Schneider Electric is applying machine learning to its growing Internet of Things platform to predict when its products—which range from sensors to programmable logic controllers—may fail, so that they can be serviced and avoid costly downtime.
The French company, which has U.S. headquarters in Andover, Massachusetts, also applies machine learning to its building-management systems to make structures more eco-friendly and comfortable for occupants.
Atlanta-based GeoDigital is using machine learning to apply its detailed three-dimensional models of the world to a number of industries. For utilities, GeoDigital can precisely locate assets as mundane as power poles and then use machine learning to recommend maintenance steps and schedules. Geo-Digital’s 3D-mapping programs also are feeding the revolution in the automobile business known as self-driving.
For vehicles to be truly driverless, yet safely complete their routes, they’ll rely on a cloud of data and a flurry of instantaneous communications that will keep them apprised of all the conditions around and within the vehicle—both static, like the contours of roads, and dynamic, such as traffic conditions and whether a pedestrian is darting in front of the car at that moment—and advise them how to respond.
“What used to be acceptable becomes an impediment if you need a vehicle to make decisions on its own about whether to make a maneuver immediately, or prepare for traffic conditions a few miles away,” says Anupam Malhotra, senior manager of the connected vehicle for Audi of America. “Machine learning is how we close the gap to make truly automated driving possible.”
Big Moves in Big Data
Machine learning is just one way to leverage Big Data. Here are examples of how CEOs are using a variety of tools with Big Data to advance their companies:
• At TransUnion, the Chicago-based credit-scoring giant, a new data-powered product called Credit Vision is providing lenders with more granular and nuanced assessments of a consumer’s risk factors, which is helping them unearth more high-quality prospects and make more sound loans.
“This also is helping us increase our footprint with the lenders we serve and boosting the ‘stickiness’ of our other products, such as fraud solutions,” explains TransUnion CEO Jim Peck. “That helps us maintain and grow our positions with our customers.”
• Edmunds.com, the automotive-information web site, has been rolling out a new product called Car Code, which allows consumers to directly text dealers about vehicle pricing, availability, features and questions. Predictive analysis of the resulting millions of conversations turns up key findings that will help make the next texting exchanges more effective.
“Some of our early analysis showed that if a text conversation included the words ‘wife’ or ‘spouse,’” reports Avi Steinlauf, CEO of the Santa Monica, California-based company, “the final outcome was four times more likely to be an actual sale. Big Data provides a lot of actionable information like that.”
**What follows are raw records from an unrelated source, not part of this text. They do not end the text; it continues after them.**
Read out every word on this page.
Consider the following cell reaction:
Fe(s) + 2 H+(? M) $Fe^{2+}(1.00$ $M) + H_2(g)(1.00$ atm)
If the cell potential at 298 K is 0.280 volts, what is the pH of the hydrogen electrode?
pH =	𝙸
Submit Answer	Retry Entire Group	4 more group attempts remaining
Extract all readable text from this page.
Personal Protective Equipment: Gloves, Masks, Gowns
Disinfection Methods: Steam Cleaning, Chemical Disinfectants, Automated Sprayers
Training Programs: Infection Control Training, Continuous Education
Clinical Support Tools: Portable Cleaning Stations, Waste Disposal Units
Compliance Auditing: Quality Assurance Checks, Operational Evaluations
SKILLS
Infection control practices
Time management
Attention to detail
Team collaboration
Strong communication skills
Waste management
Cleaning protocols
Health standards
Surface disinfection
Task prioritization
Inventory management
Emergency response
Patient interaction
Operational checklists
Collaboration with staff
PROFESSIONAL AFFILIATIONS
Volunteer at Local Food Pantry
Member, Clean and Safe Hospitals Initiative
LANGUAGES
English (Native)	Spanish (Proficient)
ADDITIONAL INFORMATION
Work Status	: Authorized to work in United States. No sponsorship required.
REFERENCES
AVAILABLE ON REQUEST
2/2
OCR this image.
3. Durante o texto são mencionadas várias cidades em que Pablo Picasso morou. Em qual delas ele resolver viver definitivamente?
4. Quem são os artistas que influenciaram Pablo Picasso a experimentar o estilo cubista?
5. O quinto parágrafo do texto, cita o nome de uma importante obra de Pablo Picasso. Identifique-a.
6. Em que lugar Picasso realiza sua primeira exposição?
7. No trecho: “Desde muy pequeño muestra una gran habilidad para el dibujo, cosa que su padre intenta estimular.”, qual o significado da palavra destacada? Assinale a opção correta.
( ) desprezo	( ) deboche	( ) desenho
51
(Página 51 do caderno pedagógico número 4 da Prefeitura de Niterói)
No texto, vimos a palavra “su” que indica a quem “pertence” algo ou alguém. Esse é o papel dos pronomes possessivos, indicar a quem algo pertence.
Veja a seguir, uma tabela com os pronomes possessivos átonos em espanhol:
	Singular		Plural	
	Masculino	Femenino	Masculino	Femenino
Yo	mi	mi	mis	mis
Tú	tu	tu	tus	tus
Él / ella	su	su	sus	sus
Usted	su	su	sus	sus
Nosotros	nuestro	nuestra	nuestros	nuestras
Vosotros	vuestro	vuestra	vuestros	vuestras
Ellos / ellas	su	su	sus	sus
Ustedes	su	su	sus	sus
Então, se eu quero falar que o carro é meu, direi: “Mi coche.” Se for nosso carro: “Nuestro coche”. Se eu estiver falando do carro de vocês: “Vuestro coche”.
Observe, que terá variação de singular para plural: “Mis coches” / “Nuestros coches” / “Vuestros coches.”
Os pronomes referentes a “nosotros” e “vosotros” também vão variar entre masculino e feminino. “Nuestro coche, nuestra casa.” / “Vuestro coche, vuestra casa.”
• Neil Clark Warren returned to his previous CEO position and boosted the importance of data massaging to help another Santa Monica-based company, the dating site eHarmony, recover against key competitors such as Match.com. Actionable insights from data analytics included the fact that dating candidates from outside the U.S. are more comfortable being matched with someone who smokes cigarettes or drinks booze than eHarmony’s American members are, so it broadened the matching algorithms for overseas users.